Legendary Gray vs Scattered Showers
Legendary Gray (Behr) and Scattered Showers (Sherwin-Williams) come from different manufacturers. Legendary Gray reads as grey, while Scattered Showers reads as grey-red — two distinct hue families, not close cousins. Their light reflectance values are nearly the same — 22 vs 22 — so neither will read significantly brighter or darker than the other. Where Legendary Gray leans blue, Scattered Showers reads neutral — a distinction that shifts noticeably depending on the light source and surrounding finishes. A ΔE of 1.7 puts them in subtle territory — distinguishable in direct comparison, less so from across a room. Below you'll find 1 real-room photo comparison where both colors appear side by side, plus 5 simulated room previews.
Legendary Gray vs Scattered Showers in Real Spaces
1 real room side by side. Legendary Gray and Scattered Showers are close enough that the difference can be hard to judge from a chip alone — these photos show how each reads at scale, across different spaces and lighting conditions.
Home Office
Home office walls matter more than most — you're looking at them all day, and a color that reads fine at first can become tiring over time. In photos like these you're seeing the difference at its most direct. In a finished room, the distinction is there but not dramatic.
Color Details
Legendary Gray vs Scattered Showers Simulated Comparison
5 simulated room previews — drag the slider on each to see Legendary Gray on one side and Scattered Showers on the other.

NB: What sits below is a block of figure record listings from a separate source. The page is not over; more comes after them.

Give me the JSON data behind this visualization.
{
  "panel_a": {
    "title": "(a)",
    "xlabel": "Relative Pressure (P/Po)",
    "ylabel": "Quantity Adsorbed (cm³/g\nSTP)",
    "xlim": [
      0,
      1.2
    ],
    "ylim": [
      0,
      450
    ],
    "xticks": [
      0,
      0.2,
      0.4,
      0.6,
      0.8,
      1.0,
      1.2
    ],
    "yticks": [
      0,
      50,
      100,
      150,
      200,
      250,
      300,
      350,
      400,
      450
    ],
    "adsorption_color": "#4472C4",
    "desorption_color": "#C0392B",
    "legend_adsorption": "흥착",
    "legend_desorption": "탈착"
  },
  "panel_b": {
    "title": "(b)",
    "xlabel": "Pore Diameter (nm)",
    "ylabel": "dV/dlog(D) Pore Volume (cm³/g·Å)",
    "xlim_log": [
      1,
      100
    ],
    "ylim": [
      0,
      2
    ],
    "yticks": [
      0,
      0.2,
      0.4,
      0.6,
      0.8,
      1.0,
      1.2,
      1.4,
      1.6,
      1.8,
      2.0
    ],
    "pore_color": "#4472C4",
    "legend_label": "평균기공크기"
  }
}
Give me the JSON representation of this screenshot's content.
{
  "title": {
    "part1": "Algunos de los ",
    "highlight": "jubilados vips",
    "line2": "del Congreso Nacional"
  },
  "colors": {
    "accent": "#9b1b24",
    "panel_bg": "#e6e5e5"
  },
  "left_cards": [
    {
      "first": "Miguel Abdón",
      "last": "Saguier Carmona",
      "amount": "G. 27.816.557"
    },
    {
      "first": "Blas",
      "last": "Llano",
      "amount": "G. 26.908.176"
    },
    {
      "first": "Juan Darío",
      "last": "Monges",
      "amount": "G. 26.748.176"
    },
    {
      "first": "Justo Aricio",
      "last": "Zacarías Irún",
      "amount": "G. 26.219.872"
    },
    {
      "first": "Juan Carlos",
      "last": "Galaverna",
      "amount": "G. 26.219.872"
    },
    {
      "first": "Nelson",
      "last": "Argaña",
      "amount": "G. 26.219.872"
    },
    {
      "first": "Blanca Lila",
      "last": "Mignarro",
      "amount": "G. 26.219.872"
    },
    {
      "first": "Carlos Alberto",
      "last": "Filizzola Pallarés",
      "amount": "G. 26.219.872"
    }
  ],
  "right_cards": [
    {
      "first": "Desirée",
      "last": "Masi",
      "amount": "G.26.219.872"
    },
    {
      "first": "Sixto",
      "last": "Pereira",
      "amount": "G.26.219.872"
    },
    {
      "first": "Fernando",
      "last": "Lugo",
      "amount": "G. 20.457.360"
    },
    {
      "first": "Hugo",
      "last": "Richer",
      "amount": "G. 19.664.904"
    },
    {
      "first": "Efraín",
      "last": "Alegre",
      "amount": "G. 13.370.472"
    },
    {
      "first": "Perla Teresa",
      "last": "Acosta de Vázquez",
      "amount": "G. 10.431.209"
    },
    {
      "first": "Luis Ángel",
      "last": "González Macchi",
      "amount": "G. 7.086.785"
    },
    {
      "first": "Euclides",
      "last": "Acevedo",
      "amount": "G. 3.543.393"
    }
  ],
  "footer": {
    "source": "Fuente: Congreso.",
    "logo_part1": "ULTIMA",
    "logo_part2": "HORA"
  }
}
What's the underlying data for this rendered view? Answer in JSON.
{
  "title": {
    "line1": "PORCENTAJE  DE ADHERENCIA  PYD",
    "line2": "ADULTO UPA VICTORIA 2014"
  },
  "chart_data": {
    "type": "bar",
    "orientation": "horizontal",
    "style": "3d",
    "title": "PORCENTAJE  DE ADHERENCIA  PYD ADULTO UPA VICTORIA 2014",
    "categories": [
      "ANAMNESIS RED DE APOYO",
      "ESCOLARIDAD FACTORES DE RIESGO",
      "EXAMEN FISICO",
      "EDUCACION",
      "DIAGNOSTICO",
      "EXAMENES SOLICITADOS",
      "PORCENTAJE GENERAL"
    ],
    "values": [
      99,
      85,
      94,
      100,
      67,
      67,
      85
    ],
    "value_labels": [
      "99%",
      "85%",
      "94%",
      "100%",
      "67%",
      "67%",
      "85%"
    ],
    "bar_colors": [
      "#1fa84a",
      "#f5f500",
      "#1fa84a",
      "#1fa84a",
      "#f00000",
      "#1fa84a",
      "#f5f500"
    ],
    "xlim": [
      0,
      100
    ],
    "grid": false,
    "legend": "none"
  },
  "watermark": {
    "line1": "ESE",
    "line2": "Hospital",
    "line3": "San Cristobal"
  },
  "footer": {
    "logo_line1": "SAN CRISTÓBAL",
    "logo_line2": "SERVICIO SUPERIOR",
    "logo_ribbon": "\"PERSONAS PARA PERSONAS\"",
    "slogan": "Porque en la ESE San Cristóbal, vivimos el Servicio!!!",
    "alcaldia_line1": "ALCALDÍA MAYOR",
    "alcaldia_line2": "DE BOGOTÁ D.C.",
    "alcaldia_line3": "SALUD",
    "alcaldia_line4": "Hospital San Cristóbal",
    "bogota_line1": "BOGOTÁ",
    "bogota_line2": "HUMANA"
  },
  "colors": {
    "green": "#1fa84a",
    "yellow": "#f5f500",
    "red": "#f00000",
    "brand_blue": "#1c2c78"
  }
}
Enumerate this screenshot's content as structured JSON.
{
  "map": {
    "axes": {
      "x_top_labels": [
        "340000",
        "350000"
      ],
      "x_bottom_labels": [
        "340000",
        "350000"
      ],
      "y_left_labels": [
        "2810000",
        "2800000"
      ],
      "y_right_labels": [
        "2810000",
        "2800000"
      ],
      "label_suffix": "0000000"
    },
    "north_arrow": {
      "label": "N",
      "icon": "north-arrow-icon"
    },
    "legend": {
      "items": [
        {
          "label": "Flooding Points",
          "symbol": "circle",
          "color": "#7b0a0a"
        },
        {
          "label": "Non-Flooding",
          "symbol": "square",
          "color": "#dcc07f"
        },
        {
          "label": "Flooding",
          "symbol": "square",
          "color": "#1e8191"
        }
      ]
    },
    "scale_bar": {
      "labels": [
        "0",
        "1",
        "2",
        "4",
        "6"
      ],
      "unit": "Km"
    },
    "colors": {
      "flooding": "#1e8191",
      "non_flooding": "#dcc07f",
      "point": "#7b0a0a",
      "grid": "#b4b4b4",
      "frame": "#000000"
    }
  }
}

Digital color is approximate. These simulations are generated from the manufacturer's hex values and overlaid on grayscale room photos — your screen's calibration, brightness, and viewing angle all affect how they render. Before committing to either color, test physical samples in your own space under the light you actually live with.
More Legendary Gray comparisons
See how Legendary Gray stacks up against other well-photographed colors across different brands and tones.